Vatsiou Alexandra I, Bazin Eric, Gaggiotti Oscar E
Laboratoire d'Ecologie Alpine, UMR CNRS 5553, Université Joseph Fourier, Grenoble, France.
Scottish Oceans Institute, East Sands, University of St Andrews, St Andrews, KY16 8LB, UK.
Mol Ecol. 2016 Jan;25(1):89-103. doi: 10.1111/mec.13360. Epub 2015 Oct 12.
Identifying genomic regions targeted by positive selection has been a long-standing interest of evolutionary biologists. This objective was difficult to achieve until the recent emergence of next-generation sequencing, which is fostering the development of large-scale catalogues of genetic variation for increasing number of species. Several statistical methods have been recently developed to analyse these rich data sets, but there is still a poor understanding of the conditions under which these methods produce reliable results. This study aims at filling this gap by assessing the performance of genome-scan methods that consider explicitly the physical linkage among SNPs surrounding a selected variant. Our study compares the performance of seven recent methods for the detection of selective sweeps (iHS, nSL, EHHST, xp-EHH, XP-EHHST, XPCLR and hapFLK). We use an individual-based simulation approach to investigate the power and accuracy of these methods under a wide range of population models under both hard and soft sweeps. Our results indicate that XPCLR and hapFLK perform best and can detect soft sweeps under simple population structure scenarios if migration rate is low. All methods perform poorly with moderate-to-high migration rates, or with weak selection and very poorly under a hierarchical population structure. Finally, no single method is able to detect both starting and nearly completed selective sweeps. However, combining several methods (XPCLR or hapFLK with iHS or nSL) can greatly increase the power to pinpoint the selected region.

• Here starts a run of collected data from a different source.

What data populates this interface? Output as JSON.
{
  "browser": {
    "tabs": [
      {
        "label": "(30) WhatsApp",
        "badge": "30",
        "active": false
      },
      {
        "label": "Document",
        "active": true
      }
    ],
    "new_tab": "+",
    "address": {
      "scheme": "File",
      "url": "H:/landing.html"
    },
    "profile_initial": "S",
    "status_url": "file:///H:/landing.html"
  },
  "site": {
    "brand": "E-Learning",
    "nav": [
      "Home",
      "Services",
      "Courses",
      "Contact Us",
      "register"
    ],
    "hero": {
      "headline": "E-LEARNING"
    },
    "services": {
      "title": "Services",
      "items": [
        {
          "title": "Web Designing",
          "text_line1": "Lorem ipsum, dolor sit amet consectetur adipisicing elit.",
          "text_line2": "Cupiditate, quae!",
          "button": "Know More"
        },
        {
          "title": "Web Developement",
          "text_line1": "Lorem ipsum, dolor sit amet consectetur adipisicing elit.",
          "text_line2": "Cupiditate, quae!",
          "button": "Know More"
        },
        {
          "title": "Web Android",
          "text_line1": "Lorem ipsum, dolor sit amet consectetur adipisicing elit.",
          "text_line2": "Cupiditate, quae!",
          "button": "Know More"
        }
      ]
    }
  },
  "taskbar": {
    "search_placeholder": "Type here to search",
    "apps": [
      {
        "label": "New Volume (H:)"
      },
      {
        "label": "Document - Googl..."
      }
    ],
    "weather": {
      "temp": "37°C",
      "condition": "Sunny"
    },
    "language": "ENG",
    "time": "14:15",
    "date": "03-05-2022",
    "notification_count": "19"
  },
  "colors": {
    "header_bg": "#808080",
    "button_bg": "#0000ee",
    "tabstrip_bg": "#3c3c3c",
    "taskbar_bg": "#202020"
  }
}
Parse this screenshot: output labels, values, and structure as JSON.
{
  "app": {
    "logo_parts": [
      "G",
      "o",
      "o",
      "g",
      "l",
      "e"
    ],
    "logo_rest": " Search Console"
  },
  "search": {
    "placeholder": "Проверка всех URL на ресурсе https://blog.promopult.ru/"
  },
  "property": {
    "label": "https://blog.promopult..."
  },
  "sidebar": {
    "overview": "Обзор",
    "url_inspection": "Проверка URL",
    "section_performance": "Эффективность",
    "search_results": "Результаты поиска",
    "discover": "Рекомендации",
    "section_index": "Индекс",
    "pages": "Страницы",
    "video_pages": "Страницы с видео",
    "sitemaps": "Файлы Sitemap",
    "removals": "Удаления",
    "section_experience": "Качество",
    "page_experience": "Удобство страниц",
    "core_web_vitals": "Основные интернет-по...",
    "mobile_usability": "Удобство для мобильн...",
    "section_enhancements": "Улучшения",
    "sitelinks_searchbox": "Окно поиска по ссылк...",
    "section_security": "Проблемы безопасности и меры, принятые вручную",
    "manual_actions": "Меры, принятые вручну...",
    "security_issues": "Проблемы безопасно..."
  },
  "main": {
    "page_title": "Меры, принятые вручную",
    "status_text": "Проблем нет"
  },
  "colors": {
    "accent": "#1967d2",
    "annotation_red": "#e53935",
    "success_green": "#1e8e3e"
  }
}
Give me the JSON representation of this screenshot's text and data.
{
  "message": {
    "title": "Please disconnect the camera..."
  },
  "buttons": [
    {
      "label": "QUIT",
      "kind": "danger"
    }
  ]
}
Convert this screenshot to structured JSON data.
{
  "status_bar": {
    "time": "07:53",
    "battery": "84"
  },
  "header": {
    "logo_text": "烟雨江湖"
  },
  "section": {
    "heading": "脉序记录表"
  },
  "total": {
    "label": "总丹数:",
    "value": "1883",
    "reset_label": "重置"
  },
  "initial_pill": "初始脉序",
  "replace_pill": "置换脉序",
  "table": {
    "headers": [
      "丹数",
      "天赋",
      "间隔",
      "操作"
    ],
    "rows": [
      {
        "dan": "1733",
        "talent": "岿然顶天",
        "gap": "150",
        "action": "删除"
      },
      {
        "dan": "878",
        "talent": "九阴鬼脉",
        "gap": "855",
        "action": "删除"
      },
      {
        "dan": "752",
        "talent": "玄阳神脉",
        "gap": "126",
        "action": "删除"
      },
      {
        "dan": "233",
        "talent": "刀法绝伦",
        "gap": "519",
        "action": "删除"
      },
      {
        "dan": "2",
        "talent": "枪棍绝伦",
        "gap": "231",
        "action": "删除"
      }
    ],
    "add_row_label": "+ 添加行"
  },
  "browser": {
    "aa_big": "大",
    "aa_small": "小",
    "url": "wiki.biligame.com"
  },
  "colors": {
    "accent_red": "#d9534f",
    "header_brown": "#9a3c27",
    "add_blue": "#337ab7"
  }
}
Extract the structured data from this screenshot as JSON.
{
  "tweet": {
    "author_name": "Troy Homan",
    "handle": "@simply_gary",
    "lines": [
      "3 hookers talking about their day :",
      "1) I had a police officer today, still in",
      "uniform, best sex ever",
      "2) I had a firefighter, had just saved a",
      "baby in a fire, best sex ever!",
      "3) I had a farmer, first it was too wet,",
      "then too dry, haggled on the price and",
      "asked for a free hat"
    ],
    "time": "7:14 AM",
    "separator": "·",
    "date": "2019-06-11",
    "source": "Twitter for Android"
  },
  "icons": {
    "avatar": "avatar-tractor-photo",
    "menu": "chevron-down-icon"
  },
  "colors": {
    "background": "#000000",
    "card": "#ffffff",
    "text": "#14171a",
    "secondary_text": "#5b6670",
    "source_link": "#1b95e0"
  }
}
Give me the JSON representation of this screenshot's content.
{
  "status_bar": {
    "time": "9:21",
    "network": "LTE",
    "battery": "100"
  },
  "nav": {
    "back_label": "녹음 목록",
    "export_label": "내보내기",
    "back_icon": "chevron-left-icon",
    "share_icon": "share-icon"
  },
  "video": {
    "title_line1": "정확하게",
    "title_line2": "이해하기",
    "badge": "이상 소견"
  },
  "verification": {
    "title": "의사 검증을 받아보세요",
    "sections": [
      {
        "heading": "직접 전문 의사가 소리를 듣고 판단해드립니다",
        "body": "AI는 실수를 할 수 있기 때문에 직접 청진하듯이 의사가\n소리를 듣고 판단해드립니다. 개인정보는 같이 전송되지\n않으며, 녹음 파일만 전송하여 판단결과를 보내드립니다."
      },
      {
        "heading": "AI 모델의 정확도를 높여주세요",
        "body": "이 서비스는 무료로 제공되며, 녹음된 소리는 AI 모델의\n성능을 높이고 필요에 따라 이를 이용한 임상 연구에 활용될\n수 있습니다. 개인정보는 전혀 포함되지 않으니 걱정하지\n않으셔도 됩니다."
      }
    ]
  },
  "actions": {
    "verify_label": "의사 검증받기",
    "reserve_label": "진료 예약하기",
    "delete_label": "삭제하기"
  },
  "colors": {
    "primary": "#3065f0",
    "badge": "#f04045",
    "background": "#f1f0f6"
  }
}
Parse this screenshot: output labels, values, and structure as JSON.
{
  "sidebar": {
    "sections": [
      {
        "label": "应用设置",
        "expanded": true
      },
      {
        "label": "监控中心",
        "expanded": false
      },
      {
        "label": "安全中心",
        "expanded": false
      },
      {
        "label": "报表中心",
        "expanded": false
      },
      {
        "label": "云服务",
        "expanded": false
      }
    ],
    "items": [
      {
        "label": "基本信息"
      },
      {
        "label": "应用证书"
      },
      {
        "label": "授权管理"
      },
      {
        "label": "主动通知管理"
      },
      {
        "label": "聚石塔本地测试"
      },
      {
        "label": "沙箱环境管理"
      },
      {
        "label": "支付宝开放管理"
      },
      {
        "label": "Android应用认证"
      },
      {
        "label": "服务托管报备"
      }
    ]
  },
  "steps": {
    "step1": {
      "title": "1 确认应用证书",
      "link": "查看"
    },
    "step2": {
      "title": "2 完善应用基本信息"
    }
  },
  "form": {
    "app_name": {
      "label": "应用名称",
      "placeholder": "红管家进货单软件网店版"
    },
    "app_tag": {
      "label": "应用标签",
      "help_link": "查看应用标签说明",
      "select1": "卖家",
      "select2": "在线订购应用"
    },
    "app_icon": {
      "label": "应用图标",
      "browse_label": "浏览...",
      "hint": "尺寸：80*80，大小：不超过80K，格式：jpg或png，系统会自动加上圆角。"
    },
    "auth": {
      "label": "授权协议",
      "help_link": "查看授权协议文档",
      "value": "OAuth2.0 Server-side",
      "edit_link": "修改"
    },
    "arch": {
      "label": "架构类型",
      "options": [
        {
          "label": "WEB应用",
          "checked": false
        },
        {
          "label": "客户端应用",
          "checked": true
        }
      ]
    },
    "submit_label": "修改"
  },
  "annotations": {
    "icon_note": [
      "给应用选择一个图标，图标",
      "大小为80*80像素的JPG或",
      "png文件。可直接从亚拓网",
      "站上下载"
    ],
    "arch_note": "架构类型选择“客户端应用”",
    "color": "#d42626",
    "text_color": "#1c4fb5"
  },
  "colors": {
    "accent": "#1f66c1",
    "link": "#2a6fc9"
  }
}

识别受到正选择作用的基因组区域一直是进化生物学家长期以来关注的问题。在新一代测序技术出现之前,这一目标很难实现,而新一代测序技术正在推动为越来越多的物种构建大规模遗传变异目录。最近已经开发了几种统计方法来分析这些丰富的数据集,但对于这些方法在何种条件下能产生可靠结果仍知之甚少。本研究旨在通过评估明确考虑所选变异周围单核苷酸多态性(SNP)之间物理连锁的基因组扫描方法的性能来填补这一空白。我们的研究比较了七种最近用于检测选择性清除的方法(iHS、nSL、EHHST、xp - EHH、XP - EHHST、XPCLR和hapFLK)的性能。我们使用基于个体的模拟方法来研究这些方法在硬选择和软选择下的广泛种群模型中的功效和准确性。我们的结果表明,XPCLR和hapFLK表现最佳,在迁移率较低的简单种群结构情景下能够检测到软选择。在中等至高迁移率、弱选择情况下,所有方法的表现都很差,在分层种群结构下表现更差。最后,没有一种方法能够同时检测到起始和接近完成的选择性清除。然而,将几种方法(XPCLR或hapFLK与iHS或nSL结合)可以大大提高确定所选区域的能力。